AFCA proposes lower cost funding model

AFCA funding model

AFCA has released a new user-pays funding model which will move the cost burden onto those members who generate the most complaints.

Many small-scale financial advice firms will fare better under a new proposed user-pays funding model that has been released for industry consultation by the Australian Financial Complaints Authority (AFCA).

Under the new model, AFCA stated about 90 per cent of members would either see a reduction in costs or no further increases while the remaining 10 per cent, typically large institutions, would see increased costs that reflected their usage of the service and addressed their cross-subsidisation by smaller members.

In terms of advice-related businesses, which are bundled with investment firms for AFCA reporting purposes, the authority stated that 16 per cent of firms will see a decrease in total annual fees, 78 per cent will see no change, 6 per cent will see an increase due to higher relative complaint volumes and 98 per cent will only pay the annual registration fee.

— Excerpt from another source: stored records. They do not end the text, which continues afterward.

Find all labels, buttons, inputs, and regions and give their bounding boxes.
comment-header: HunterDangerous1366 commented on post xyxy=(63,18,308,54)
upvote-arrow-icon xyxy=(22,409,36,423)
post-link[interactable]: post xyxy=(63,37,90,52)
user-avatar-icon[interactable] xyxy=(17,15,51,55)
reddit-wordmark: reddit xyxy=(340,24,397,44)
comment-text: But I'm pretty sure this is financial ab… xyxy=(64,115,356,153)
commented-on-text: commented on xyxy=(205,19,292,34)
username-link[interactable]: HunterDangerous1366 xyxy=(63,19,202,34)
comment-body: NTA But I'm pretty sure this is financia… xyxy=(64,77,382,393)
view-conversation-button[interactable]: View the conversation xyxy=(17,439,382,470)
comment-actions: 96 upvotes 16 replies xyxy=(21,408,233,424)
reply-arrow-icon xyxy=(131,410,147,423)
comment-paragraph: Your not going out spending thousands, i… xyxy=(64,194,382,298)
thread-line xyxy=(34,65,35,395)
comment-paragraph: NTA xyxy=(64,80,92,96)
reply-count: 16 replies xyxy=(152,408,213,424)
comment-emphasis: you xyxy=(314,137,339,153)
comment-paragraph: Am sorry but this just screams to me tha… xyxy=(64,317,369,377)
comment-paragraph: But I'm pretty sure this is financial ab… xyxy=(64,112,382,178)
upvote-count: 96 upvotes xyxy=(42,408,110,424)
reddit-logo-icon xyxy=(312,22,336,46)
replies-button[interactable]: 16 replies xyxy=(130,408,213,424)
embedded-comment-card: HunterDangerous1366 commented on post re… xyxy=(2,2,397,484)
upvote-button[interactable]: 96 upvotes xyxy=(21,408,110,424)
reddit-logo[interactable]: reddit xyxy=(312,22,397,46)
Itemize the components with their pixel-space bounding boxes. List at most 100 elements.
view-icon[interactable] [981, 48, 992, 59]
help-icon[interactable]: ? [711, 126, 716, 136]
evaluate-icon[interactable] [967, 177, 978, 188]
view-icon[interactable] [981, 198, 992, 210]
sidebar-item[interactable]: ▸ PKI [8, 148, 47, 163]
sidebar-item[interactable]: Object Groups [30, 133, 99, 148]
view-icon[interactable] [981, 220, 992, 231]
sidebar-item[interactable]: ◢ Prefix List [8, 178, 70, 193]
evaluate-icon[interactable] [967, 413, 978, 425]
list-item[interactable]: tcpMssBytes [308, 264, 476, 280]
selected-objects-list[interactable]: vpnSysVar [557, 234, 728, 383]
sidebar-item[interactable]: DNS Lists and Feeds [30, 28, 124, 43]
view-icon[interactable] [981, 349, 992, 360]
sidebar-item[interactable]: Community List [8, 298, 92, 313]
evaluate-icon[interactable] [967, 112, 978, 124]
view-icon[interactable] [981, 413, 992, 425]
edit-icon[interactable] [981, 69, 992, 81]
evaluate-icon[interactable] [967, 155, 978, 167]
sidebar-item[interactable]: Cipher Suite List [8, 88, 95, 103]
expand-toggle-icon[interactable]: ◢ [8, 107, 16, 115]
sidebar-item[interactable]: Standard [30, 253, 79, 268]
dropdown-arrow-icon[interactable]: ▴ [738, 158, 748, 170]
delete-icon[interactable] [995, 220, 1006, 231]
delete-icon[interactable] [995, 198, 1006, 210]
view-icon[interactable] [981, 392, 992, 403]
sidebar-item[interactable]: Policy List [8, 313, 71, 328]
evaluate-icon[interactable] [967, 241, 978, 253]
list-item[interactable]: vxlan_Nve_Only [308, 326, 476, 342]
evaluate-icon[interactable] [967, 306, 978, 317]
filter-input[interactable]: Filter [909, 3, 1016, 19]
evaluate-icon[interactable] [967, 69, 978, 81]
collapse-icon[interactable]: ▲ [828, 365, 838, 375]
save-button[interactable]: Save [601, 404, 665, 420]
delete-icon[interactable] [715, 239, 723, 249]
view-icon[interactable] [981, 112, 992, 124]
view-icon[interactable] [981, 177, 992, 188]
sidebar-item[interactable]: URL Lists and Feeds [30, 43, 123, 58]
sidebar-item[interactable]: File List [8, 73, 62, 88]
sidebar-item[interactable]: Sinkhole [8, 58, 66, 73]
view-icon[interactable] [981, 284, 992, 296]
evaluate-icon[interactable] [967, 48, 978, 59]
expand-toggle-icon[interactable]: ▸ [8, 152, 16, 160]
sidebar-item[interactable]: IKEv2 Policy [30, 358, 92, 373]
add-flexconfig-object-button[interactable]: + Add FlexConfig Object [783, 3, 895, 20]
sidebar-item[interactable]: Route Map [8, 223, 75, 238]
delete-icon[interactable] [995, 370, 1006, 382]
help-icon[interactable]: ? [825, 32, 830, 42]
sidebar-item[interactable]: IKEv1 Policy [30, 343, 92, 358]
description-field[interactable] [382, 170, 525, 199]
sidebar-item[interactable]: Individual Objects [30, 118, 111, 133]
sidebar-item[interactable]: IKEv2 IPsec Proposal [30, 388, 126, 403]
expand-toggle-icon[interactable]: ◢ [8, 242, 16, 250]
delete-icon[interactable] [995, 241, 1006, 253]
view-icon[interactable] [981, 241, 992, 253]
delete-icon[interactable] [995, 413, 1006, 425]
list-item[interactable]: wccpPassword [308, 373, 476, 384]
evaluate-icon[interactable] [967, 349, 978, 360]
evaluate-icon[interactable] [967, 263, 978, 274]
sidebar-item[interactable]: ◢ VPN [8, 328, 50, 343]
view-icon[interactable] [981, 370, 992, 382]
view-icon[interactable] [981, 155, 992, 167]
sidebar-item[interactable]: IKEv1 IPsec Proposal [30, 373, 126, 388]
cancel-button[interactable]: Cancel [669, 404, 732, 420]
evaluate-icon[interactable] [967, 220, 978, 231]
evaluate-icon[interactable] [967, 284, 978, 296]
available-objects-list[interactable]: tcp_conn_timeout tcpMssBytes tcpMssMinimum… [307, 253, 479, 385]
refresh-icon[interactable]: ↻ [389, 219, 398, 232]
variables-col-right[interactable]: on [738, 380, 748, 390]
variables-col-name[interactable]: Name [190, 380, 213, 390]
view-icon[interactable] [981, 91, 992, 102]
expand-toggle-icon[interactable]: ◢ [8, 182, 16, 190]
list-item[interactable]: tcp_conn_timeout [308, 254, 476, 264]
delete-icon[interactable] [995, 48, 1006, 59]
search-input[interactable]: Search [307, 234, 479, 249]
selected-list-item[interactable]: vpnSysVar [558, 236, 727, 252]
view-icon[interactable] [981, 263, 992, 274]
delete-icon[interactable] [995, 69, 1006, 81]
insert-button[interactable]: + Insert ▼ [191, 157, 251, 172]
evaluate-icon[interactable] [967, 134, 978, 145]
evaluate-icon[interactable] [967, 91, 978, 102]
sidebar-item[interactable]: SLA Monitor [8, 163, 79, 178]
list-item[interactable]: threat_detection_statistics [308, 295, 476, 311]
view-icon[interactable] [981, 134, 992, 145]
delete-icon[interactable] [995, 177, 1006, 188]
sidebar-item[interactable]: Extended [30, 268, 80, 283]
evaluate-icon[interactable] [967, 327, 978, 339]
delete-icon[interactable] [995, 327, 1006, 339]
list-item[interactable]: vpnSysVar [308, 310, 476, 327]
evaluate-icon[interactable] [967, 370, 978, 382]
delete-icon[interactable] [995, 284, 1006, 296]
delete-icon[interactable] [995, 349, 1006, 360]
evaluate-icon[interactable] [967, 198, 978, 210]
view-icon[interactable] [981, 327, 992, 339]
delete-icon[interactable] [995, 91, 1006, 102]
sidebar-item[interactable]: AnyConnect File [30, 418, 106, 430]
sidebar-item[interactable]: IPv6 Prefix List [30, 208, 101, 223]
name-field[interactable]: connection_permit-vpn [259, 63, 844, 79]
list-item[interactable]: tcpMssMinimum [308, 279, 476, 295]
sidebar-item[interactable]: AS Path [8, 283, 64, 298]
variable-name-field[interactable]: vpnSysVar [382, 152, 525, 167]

AFCA chief executive and chief ombudsman David Locke said the proposed model was fair, transparent and equitable and supported by strong data and modelling based on a study of AFCA’s funding by PwC Australia.

“We have listened to what you have told us over the past few years and this has been used to design a model that rewards good performance and early resolution, and apportions fees fairly based on use of AFCA’s services,” he said.

To further support small members, the model will incorporate a single registration fee; a simplified complaints fee structure with five free complaints per year; the removal of the superannuation levy and bringing super funds under the same fee structure as other AFCA members.

As a result of these changes, AFCA stated the annual registration fee for 95 per cent for licensed financial firm members of the AFCA external dispute resolution scheme has been reduced to an estimated $376 for the coming year,

AFCA has encouraged firms and industry groups to provide feedback before the consultation period ends on 22 April 22  after which the model will be put to AFCAs independent board in May, and any changes would take effect from 1 July 2022.

The Financial Planning Association of Australia (FPA) welcomed the changes that would provide cost relief to a large proportion of its members.

“The FPA has been a strong advocate for simplifying the AFCA fee structure for financial planners and we welcome these proposed changes,” FPA chief executive Sarah Abood said.

“The existing complex tiered annual membership pricing will be reduced to a flat $375. The complicated case fees model with 17 fee categories will be simplified into seven fee categories – and all at lower prices than currently charged.

“Importantly, AFCA will not charge member firms for the first five cases which go through their processes irrespective of which stage of the AFCA process the cases finish at.

“In the financial planning and investment sector, only 4 per cent of firms go above five cases in a year and the FPA understands they are mainly in the investment area or impact very large advice licensees. Therefore members are very unlikely to pay more than the annual membership fee going forward in AFCA fees. This is a good outcome for FPA members.”